In connection with the proposed transaction, magicJack will file a proxy statement with the U.S. Securities and Exchange Commission (“SEC”). The proxy statement will be mailed to the shareholders of magicJack. SHAREHOLDERS OF MAGICJACK ARE URGED TO READ THE PROXY STATEMENT WHEN IT BECOMES AVAILABLE AND ANY OTHER DOCUMENTS FILED WITH THE SEC IN CONNECTION WITH THE PROPOSED TRANSACTION OR INCORPORATED BY REFERENCE IN THE PROXY STATEMENT (IF ANY) BECAUSE THEY WILL CONTAIN IMPORTANT INFORMATION.  The proxy statement (when it becomes available), and any other documents filed by magicJack with the SEC, may be obtained free of charge at the SEC’s website at www.sec.gov. Shareholders are urged to read the proxy statement and the other relevant materials when they become available before making any decision with respect to the proposed transaction.

Certain Information Concerning Participants:

magicJack and its directors and executive officers may be deemed to be participants in the solicitation of proxies from magicJack’s shareholders with respect to the proposed transaction. Information regarding magicJack’s directors and executive officers is contained in magicJack’s annual report on Form 10-K for the year ended December 31, 2016 filed with the SEC on March 16, 2017, proxy statement for magicJack’s 2017 special meeting of shareholders filed with the SEC on June 23, 2017, and current reports on Form 8-K filed with the SEC on March 15, 2017, May 10, 2017, May 23, 2017 and June 19, 2017. Additional information regarding the interests of magicJack’s directors and executive officers in the transaction will be included in the proxy statement for the special meeting of magicJack’s shareholders to be held to approve the transactions contemplated by the Merger Agreement and in other relevant documents regarding proposed transaction, when filed with the SEC.

Cautionary Statement Regarding Forward-Looking Statements:

This document contains forward-looking statements as defined in the Securities Exchange Act of 1934 and is subject to the safe harbors created therein. These forward-looking statements involve risks and uncertainties that could significantly affect the expected results and are based on certain key assumptions. Due to such uncertainties and risks, no assurances can be given that such expectations will prove to have been correct, and readers are cautioned not to place undue reliance on such forward-looking statements, which speak only as of the date hereof. The forward-looking statements contained herein include, but are not limited to, the expected benefits of the transaction and the expected timing of the completion of the transaction. Actual results may differ materially from those referred to in the forward-looking statements due to a number of important factors, including but not limited to the possibility that expected benefits of the transaction may not materialize as expected; that the transaction may not be timely completed, if at all; and that B. Riley may not be able to successfully integrate the solutions and employees of B. Riley and magicJack or ensure the continued performance or growth of magicJack's products or solutions.

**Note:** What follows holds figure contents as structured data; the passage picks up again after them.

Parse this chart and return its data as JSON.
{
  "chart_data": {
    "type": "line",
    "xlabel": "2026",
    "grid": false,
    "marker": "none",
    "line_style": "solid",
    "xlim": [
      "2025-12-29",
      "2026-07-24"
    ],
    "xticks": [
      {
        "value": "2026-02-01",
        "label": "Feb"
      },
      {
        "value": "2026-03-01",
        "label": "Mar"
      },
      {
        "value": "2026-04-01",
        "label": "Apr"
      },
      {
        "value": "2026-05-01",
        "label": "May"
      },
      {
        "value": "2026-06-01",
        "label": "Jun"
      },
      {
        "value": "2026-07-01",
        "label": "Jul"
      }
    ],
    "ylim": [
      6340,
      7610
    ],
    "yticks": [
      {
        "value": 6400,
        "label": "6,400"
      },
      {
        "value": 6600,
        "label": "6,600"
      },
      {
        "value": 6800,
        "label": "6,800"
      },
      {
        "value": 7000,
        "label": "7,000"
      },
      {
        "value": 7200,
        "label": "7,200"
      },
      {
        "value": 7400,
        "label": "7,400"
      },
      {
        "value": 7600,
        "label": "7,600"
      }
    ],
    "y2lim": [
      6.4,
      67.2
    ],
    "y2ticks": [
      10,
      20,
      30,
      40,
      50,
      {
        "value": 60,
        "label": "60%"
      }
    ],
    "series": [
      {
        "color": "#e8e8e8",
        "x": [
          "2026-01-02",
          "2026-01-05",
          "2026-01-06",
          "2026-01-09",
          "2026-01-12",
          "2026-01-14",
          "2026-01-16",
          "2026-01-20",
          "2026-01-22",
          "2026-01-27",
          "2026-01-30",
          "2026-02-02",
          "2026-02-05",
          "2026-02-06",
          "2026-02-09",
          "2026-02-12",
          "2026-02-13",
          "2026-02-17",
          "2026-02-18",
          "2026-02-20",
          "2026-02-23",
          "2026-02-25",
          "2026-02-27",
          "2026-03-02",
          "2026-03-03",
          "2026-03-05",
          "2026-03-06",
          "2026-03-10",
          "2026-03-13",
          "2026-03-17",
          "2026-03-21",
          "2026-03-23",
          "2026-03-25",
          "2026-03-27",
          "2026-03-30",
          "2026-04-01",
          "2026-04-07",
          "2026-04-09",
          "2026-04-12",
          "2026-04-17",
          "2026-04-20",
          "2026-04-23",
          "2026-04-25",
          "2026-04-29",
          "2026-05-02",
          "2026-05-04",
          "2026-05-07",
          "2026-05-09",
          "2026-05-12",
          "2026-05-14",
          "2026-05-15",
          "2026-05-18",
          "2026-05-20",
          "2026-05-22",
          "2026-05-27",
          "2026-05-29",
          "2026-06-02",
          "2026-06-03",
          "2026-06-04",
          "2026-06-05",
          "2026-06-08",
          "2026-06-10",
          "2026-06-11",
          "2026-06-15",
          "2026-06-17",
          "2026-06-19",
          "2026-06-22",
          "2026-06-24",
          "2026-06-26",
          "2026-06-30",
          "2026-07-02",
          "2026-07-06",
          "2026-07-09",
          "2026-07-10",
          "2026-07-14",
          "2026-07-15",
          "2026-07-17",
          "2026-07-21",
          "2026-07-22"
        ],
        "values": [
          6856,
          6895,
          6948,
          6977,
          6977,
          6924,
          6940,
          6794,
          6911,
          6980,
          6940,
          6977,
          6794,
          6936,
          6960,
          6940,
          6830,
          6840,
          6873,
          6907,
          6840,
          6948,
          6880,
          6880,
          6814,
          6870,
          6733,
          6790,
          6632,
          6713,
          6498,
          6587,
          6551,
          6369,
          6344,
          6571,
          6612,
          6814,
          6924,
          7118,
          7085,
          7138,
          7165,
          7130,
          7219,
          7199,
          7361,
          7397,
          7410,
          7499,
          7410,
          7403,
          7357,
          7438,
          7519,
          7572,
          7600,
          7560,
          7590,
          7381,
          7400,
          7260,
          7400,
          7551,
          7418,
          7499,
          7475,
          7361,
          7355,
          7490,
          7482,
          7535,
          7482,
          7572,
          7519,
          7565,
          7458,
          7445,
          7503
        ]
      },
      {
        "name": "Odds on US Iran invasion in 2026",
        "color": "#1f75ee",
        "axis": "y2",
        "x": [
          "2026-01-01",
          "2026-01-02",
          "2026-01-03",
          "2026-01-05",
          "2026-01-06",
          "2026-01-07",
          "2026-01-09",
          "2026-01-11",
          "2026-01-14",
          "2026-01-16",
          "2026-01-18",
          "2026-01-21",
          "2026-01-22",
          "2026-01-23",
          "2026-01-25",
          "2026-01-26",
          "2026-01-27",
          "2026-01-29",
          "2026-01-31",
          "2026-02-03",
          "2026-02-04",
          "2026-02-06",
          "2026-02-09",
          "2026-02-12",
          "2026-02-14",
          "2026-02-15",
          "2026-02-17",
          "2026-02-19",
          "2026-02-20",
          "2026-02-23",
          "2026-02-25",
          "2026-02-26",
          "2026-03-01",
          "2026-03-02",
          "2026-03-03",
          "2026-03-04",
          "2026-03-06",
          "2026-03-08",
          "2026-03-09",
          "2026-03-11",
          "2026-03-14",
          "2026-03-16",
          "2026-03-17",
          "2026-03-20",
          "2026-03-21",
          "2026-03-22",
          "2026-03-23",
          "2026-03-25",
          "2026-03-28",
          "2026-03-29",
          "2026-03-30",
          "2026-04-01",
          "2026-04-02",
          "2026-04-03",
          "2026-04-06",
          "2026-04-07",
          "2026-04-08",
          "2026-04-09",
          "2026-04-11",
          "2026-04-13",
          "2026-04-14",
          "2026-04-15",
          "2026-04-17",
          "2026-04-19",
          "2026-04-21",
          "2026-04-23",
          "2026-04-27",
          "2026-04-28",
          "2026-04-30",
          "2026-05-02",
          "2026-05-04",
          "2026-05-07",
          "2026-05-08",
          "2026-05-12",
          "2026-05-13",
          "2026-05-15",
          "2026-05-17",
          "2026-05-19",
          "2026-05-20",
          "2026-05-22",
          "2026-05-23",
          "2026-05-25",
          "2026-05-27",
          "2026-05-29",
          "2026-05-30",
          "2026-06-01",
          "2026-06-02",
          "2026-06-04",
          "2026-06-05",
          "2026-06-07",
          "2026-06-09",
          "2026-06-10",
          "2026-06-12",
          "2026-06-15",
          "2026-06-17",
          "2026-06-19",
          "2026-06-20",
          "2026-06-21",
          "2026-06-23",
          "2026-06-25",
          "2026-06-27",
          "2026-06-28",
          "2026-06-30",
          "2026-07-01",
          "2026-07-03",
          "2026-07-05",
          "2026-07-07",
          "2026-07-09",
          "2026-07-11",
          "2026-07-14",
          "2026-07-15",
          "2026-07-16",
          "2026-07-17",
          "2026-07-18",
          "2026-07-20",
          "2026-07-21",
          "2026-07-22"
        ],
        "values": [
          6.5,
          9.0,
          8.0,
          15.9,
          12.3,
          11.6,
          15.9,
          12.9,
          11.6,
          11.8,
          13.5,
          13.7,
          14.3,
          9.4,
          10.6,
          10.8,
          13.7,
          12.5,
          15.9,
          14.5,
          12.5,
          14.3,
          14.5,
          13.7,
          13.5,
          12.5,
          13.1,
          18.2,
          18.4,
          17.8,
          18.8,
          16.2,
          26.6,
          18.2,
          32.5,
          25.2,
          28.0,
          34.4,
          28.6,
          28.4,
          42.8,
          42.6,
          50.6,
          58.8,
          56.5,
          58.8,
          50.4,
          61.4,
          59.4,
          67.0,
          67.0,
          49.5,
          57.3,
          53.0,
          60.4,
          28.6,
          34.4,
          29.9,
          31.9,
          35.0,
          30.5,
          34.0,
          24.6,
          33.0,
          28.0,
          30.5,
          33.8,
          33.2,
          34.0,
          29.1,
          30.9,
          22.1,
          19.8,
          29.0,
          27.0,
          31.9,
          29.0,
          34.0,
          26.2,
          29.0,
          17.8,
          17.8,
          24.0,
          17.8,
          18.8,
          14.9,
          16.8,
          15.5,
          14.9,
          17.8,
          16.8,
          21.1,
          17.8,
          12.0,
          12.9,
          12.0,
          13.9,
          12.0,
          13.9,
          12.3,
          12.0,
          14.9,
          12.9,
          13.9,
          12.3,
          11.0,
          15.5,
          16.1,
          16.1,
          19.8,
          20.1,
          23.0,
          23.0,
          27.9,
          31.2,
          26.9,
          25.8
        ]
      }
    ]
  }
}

In addition, other risks that magicJack faces include those detailed in magicJack's filings with the SEC, including magicJack's annual report on Form 10-K for the year ended December 31, 2016.

Forward-looking statements are based on the beliefs and assumptions of magicJack's management and on currently available information. magicJack undertakes no responsibility to publicly update or revise any forward-looking statement.